Бац! Несмотря на обещание фрау Клуге, затрещина не миновала его.
— Как тебе не стыдно так говорить о, своей матери? Безобразник ты этакий!
Мальчишка невозмутимо потер щеку.
— Здорово дала, — констатировал он. — Одной такой за глаза хватит.
— Не смей так говорить о матери! Понимаешь? — сказала она сердито.

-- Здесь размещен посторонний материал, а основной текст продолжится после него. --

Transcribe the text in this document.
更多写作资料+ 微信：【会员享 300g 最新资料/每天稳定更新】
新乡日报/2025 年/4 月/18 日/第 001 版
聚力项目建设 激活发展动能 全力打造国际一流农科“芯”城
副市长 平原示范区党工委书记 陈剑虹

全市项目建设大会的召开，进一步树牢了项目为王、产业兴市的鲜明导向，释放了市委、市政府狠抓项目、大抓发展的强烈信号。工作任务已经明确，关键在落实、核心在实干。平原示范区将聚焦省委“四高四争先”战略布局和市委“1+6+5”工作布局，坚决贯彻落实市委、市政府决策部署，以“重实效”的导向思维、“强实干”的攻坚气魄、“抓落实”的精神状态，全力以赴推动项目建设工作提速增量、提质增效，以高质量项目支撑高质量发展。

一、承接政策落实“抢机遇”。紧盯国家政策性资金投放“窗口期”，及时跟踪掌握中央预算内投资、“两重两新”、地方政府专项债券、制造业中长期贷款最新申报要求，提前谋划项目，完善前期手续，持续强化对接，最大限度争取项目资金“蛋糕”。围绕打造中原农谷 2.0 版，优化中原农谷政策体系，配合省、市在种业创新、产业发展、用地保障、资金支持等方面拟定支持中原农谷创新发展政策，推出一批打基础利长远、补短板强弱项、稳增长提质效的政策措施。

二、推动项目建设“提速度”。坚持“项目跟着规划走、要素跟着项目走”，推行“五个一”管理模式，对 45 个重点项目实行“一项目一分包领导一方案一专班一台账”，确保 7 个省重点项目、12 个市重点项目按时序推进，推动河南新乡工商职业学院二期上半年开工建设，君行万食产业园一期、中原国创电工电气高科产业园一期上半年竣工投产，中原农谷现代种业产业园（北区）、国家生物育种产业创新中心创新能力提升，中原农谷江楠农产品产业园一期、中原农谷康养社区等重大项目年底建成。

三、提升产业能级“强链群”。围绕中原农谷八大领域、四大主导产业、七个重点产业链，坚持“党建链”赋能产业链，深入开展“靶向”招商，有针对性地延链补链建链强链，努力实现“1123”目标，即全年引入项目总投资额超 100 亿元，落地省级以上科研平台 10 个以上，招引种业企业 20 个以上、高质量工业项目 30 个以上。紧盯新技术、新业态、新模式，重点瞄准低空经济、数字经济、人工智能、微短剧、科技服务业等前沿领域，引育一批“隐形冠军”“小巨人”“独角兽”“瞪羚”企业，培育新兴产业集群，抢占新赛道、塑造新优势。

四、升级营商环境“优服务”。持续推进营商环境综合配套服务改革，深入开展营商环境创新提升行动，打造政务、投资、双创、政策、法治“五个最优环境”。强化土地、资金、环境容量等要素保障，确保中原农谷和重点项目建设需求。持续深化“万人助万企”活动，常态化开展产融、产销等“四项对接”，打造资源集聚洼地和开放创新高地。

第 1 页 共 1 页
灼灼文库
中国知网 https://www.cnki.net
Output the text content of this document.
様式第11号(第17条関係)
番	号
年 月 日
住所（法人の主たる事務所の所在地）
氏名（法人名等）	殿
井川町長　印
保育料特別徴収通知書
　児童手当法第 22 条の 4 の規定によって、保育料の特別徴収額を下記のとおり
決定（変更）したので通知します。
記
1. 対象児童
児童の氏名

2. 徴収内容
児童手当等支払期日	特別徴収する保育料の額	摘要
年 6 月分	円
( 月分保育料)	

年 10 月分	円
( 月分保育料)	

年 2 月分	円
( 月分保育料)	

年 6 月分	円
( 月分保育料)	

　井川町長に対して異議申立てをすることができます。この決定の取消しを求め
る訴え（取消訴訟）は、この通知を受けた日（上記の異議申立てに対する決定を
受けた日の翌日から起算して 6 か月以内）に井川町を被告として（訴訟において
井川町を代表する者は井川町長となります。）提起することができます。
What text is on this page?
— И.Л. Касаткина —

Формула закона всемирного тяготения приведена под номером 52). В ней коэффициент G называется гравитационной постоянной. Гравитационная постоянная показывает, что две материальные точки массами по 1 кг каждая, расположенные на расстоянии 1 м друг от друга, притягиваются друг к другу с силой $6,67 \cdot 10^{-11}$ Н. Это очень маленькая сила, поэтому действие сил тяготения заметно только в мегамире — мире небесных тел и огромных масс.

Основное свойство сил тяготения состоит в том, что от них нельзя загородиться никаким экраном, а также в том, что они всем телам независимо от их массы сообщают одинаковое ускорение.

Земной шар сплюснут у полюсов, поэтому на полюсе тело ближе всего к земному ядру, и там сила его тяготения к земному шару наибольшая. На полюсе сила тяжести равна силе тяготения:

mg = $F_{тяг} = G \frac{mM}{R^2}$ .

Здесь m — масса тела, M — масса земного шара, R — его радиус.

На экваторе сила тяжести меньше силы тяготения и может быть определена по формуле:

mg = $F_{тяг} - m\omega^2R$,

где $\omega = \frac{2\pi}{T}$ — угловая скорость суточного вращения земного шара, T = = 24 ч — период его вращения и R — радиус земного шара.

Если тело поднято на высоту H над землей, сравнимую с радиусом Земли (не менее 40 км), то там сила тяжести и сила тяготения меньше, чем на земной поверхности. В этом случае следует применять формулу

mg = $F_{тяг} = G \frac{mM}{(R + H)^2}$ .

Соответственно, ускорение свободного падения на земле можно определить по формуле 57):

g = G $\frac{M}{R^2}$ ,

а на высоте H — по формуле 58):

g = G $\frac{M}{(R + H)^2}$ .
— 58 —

— Почему? — спросил он и расположился поудобней. Он наелся досыта и теперь благодушно поглядывал на щедрую хозяйку. — Почему не говорить? Когда она и есть шлюха. И сама так говорит: не ходила бы я на улицу, все вы с голоду бы подохли! Нас пятеро, и все от разных. У моего, говорят, имение в Померании. Я, собственно, и собирался к нему, поглядеть, что за тип. Думаю — интересный фрукт. Куно- Дитер зовут его. На свете, должно быть, не много людей с таким имечком, уж я бы нашел его…
— Куно-Дитер, — сказала фрау Клуге. — Значит, и тебя зовут Куно-Дитер?
— Говори просто Куно, Дитера я тебе дарю!
— Ну, ладно, Куно, скажи мне, в какую общину ты был эвакуирован? Как называется деревня, куда ты приехал поездом?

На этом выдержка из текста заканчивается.